Tak hanya soal data, Indonesia juga menyetujui untuk menghapus beberapa pos tarif dalam Harmonized Tariff Schedule (HTS) terhadap produk non-fisik seperti software dan layanan digital. Ketentuan mengenai deklarasi impor pun akan ditangguhkan.
Lebih lanjut, Indonesia mendukung moratorium permanen atas bea masuk untuk transmisi elektronik dalam forum Organisasi Perdagangan Dunia (WTO).

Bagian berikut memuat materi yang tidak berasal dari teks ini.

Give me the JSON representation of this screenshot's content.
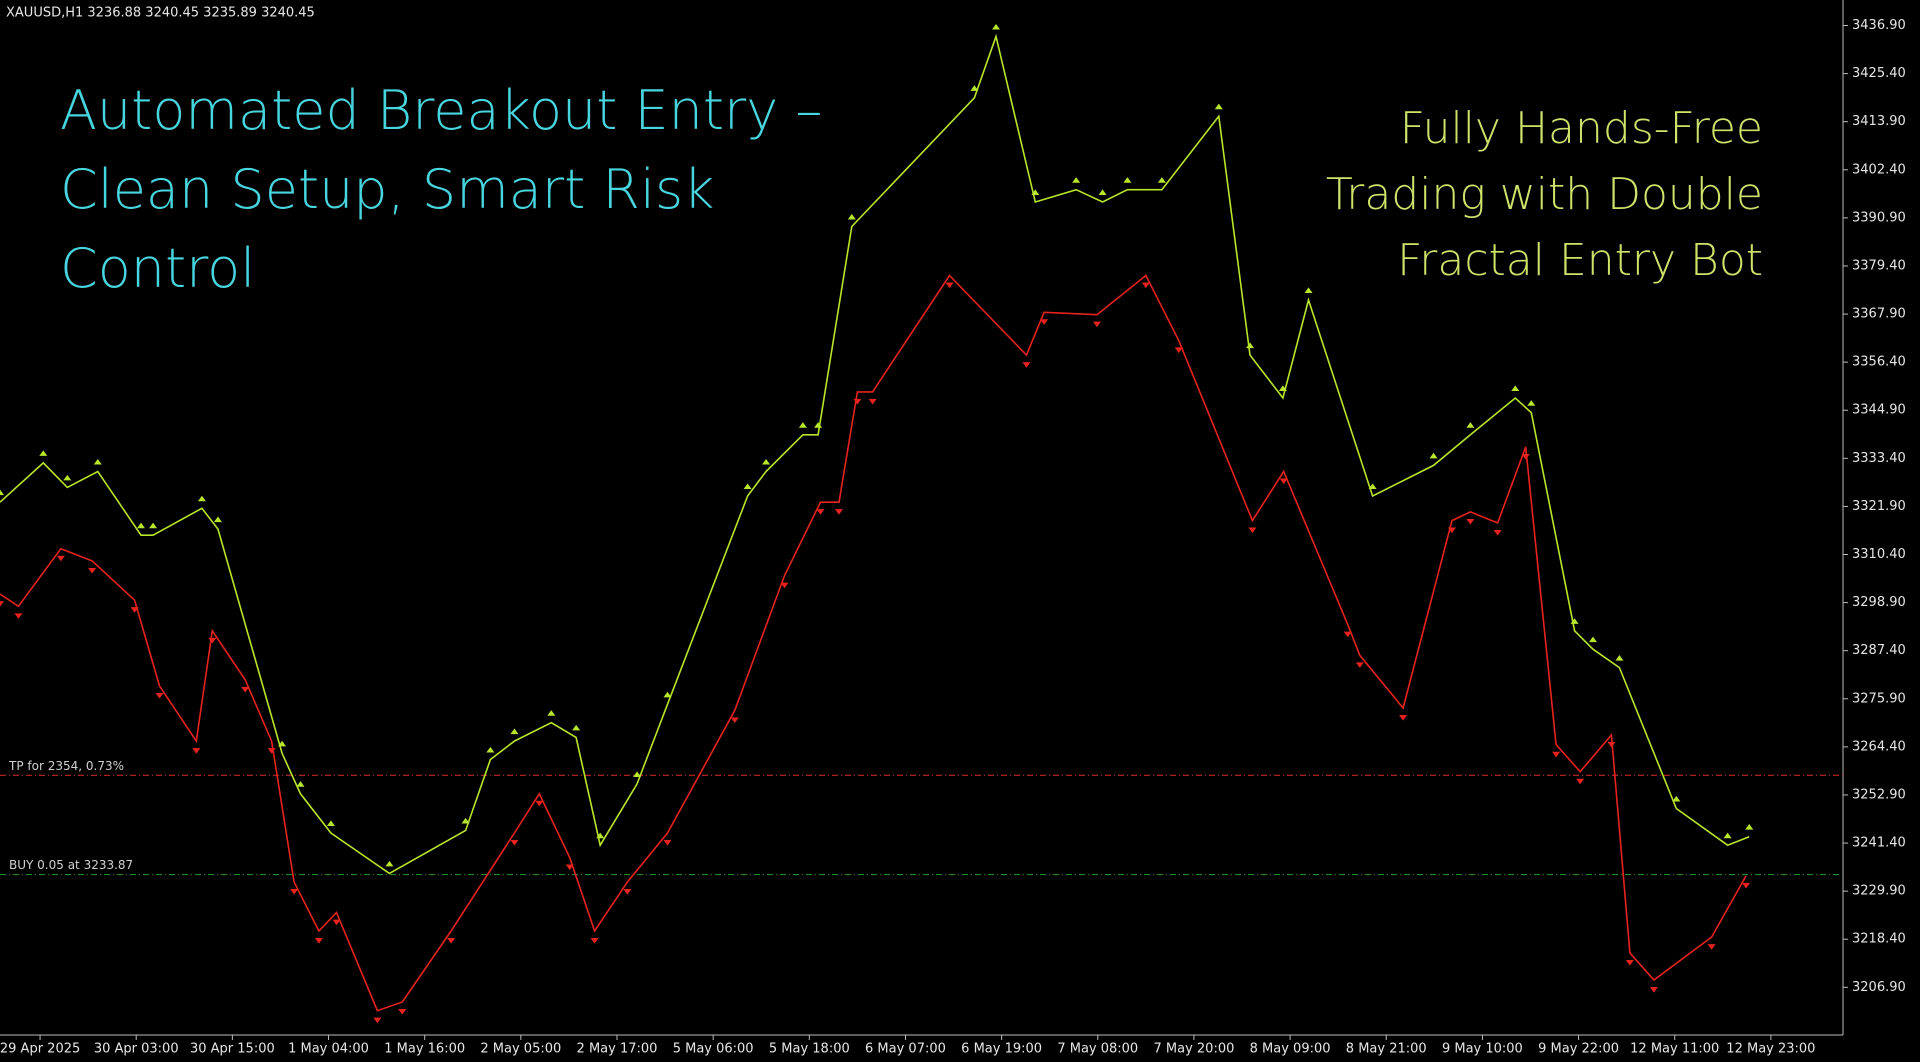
{
  "chart_data": {
    "type": "line",
    "header": "XAUUSD,H1  3236.88 3240.45 3235.89 3240.45",
    "title_left": [
      "Automated Breakout Entry –",
      "Clean Setup, Smart Risk",
      "Control"
    ],
    "title_right": [
      "Fully Hands-Free",
      "Trading with Double",
      "Fractal Entry Bot"
    ],
    "xlim": [
      0,
      230
    ],
    "xticks": [
      {
        "value": 5,
        "label": "29 Apr 2025"
      },
      {
        "value": 17,
        "label": "30 Apr 03:00"
      },
      {
        "value": 29,
        "label": "30 Apr 15:00"
      },
      {
        "value": 41,
        "label": "1 May 04:00"
      },
      {
        "value": 53,
        "label": "1 May 16:00"
      },
      {
        "value": 65,
        "label": "2 May 05:00"
      },
      {
        "value": 77,
        "label": "2 May 17:00"
      },
      {
        "value": 89,
        "label": "5 May 06:00"
      },
      {
        "value": 101,
        "label": "5 May 18:00"
      },
      {
        "value": 113,
        "label": "6 May 07:00"
      },
      {
        "value": 125,
        "label": "6 May 19:00"
      },
      {
        "value": 137,
        "label": "7 May 08:00"
      },
      {
        "value": 149,
        "label": "7 May 20:00"
      },
      {
        "value": 161,
        "label": "8 May 09:00"
      },
      {
        "value": 173,
        "label": "8 May 21:00"
      },
      {
        "value": 185,
        "label": "9 May 10:00"
      },
      {
        "value": 197,
        "label": "9 May 22:00"
      },
      {
        "value": 209,
        "label": "12 May 11:00"
      },
      {
        "value": 221,
        "label": "12 May 23:00"
      }
    ],
    "ylim": [
      3195.5,
      3443.0
    ],
    "yticks": [
      {
        "value": 3206.9,
        "label": "3206.90"
      },
      {
        "value": 3218.4,
        "label": "3218.40"
      },
      {
        "value": 3229.9,
        "label": "3229.90"
      },
      {
        "value": 3241.4,
        "label": "3241.40"
      },
      {
        "value": 3252.9,
        "label": "3252.90"
      },
      {
        "value": 3264.4,
        "label": "3264.40"
      },
      {
        "value": 3275.9,
        "label": "3275.90"
      },
      {
        "value": 3287.4,
        "label": "3287.40"
      },
      {
        "value": 3298.9,
        "label": "3298.90"
      },
      {
        "value": 3310.4,
        "label": "3310.40"
      },
      {
        "value": 3321.9,
        "label": "3321.90"
      },
      {
        "value": 3333.4,
        "label": "3333.40"
      },
      {
        "value": 3344.9,
        "label": "3344.90"
      },
      {
        "value": 3356.4,
        "label": "3356.40"
      },
      {
        "value": 3367.9,
        "label": "3367.90"
      },
      {
        "value": 3379.4,
        "label": "3379.40"
      },
      {
        "value": 3390.9,
        "label": "3390.90"
      },
      {
        "value": 3402.4,
        "label": "3402.40"
      },
      {
        "value": 3413.9,
        "label": "3413.90"
      },
      {
        "value": 3425.4,
        "label": "3425.40"
      },
      {
        "value": 3436.9,
        "label": "3436.90"
      }
    ],
    "series": [
      {
        "color": "#b8e62a",
        "x": [
          0,
          5.4,
          8.4,
          12.2,
          17.6,
          19.1,
          25.2,
          27.2,
          35.2,
          37.5,
          41.3,
          48.6,
          58.1,
          61.2,
          64.2,
          68.8,
          71.9,
          74.9,
          79.5,
          83.3,
          93.3,
          95.6,
          100.2,
          102.1,
          106.3,
          121.6,
          124.3,
          129.2,
          134.3,
          137.6,
          140.7,
          145.0,
          152.1,
          156.0,
          160.1,
          163.3,
          171.3,
          178.9,
          183.5,
          189.1,
          191.1,
          196.5,
          198.8,
          202.1,
          209.2,
          215.6,
          218.3
        ],
        "values": [
          3322.92,
          3332.3,
          3326.44,
          3330.24,
          3315.01,
          3315.01,
          3321.45,
          3316.47,
          3262.85,
          3253.19,
          3243.81,
          3234.14,
          3244.4,
          3261.39,
          3265.78,
          3270.18,
          3266.66,
          3240.88,
          3255.53,
          3274.57,
          3324.38,
          3330.24,
          3339.03,
          3339.03,
          3388.84,
          3419.61,
          3434.26,
          3394.7,
          3397.63,
          3394.7,
          3397.63,
          3397.63,
          3415.21,
          3358.08,
          3347.82,
          3371.26,
          3324.38,
          3331.71,
          3339.03,
          3347.82,
          3344.31,
          3292.15,
          3287.76,
          3283.36,
          3249.67,
          3240.88,
          3242.93
        ]
      },
      {
        "color": "#e8231f",
        "x": [
          0,
          2.3,
          7.6,
          11.5,
          16.8,
          19.9,
          24.5,
          26.5,
          30.6,
          33.9,
          36.7,
          39.8,
          42.0,
          47.1,
          50.2,
          56.3,
          64.2,
          67.3,
          71.1,
          74.2,
          78.3,
          83.3,
          91.7,
          97.9,
          102.4,
          104.7,
          107.0,
          108.9,
          118.5,
          128.1,
          130.3,
          136.9,
          143.0,
          147.1,
          156.3,
          160.2,
          168.2,
          169.7,
          175.1,
          181.2,
          183.5,
          186.9,
          190.4,
          194.2,
          197.2,
          201.1,
          203.4,
          206.4,
          213.6,
          217.9
        ],
        "values": [
          3300.94,
          3298.01,
          3311.79,
          3308.86,
          3299.48,
          3278.97,
          3265.78,
          3292.15,
          3280.43,
          3265.78,
          3232.09,
          3220.37,
          3224.76,
          3201.32,
          3203.38,
          3220.37,
          3243.81,
          3253.19,
          3237.95,
          3220.37,
          3232.09,
          3243.81,
          3273.11,
          3305.34,
          3322.92,
          3322.92,
          3349.29,
          3349.29,
          3377.12,
          3358.08,
          3368.33,
          3367.75,
          3377.12,
          3361.6,
          3318.52,
          3330.24,
          3293.62,
          3286.29,
          3273.7,
          3318.52,
          3320.58,
          3317.94,
          3336.1,
          3264.91,
          3258.46,
          3267.25,
          3215.1,
          3208.65,
          3218.9,
          3233.55
        ]
      }
    ],
    "levels": [
      {
        "label": "TP for 2354, 0.73%",
        "value": 3257.6,
        "color": "#c0282a"
      },
      {
        "label": "BUY 0.05 at 3233.87",
        "value": 3233.87,
        "color": "#1f8a2a"
      }
    ]
  }
}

Dukungan itu diberikan tanpa syarat.
“Serta mengambil tindakan efektif untuk melaksanakan Inisiatif Bersama tentang Regulasi Domestik Jasa, termasuk menyerahkan Komitmen Khusus yang telah direvisi untuk disertifikasi oleh Organisasi Perdagangan Dunia (WTO),” demikian isi dokumen lebih lanjut.
Perlu diketahui, sebelumnya Indonesia menerapkan tarif rata-rata 8 persen terhadap produk AS. Sebaliknya, produk Indonesia dikenai tarif rata-rata 3,3 persen oleh Amerika.
Nah, melalui kesepakatan baru ini, Indonesia akan membebaskan tarif (nol persen) atas produk asal AS, sementara AS mengenakan tarif 19 persen terhadap sejumlah produk asal Indonesia.